Uno dei servizi che un valido investigatore privato a Milano  proporne in ambito famigliare e personale riguarda il controllo dei minori. Ci sono diversi segnali che gli specialisti consigliano di verificare per capire se un figlio è vittima di bullismo o meno. Il bullismo, purtroppo, è una piaga irrefrenabile nelle scuole italiane che hanno anche poche risorse per fronteggiarla. Un gruppo capeggiato da un leader prende di mira un soggetto debole e diverso per via del suo aspetto fisico spesso.
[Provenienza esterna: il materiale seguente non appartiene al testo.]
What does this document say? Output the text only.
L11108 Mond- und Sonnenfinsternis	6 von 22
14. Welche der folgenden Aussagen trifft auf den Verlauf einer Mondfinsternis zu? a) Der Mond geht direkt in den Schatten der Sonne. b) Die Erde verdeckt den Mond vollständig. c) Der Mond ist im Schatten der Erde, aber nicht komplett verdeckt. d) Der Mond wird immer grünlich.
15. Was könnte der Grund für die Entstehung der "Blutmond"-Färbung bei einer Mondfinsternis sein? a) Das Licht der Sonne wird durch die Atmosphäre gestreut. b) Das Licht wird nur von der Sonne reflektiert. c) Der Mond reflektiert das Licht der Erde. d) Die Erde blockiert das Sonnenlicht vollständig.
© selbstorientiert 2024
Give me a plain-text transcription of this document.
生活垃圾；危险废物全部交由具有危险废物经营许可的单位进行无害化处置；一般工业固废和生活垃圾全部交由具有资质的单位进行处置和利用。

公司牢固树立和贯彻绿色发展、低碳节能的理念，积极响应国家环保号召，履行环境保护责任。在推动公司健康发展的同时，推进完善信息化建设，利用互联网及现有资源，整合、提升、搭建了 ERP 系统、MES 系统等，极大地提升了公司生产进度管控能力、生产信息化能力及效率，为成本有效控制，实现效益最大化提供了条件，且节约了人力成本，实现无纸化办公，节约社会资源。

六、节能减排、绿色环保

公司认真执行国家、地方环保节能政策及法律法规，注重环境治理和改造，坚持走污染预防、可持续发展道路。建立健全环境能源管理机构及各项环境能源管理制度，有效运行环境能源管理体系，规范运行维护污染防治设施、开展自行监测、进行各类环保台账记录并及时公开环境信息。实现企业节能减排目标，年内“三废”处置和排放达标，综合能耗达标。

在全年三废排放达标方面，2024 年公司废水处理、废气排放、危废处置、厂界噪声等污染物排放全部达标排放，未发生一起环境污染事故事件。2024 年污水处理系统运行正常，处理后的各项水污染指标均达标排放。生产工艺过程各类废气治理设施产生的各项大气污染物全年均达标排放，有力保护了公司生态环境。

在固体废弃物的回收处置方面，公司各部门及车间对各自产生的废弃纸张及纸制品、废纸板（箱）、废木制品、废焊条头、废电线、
Ci sono poi i cosiddetti spettatori, gli altri ragazzi che no fanno nulla e non raccontano nulla agli adulti anche per paura di esser presi di mira. L’intervento di un investigatore privato a Milano  è utile proprio per questo clima di omertà. Ecco allora quali sono i segnali che un genitore deve riconoscere prima di chiamare gli esperti di investigazioni private.

Isolamento sociale

L’isolamento sociale di un giovane che non ha amici è il primo segnale del bullismo. Andare a dirlo al preside non è la soluzione.

Comportamento passivo

I ragazzi che sono vittime di bullismo sono spesso muti a casa e non proferiscono parola. Il loro comportamento è passivo e dicono sì, spesso in modo sommesso, a qualsiasi tipo di richiesta o proposta il compito del genitore è indagare un po’ più a fondo senza fare il terzo grado ma magari raccontando un episodio traumatico della loro adolescenza.

Grande sensibilità

Purtroppo, sono i ragazzi e le ragazze più sensibili a esser presi di mira dai bulli della scuola. Se un giovane è spesso triste, cupo, di umore grigio e addirittura depresso, non è una cosa normale e dietro potrebbero esserci dei problemi di bullismo.

Rifiuto di andare a scuola

Un ragazzo che spesso non vuole andare a scuola, spesso lo fa per via dei compagni che lo prendono in giro, piuttosto che per le lezioni in sé. Se un ragazzo spesso finge di stare male per evitare di andare a scuola, è un campanello di allarme molto importante che non va preso sotto gamba.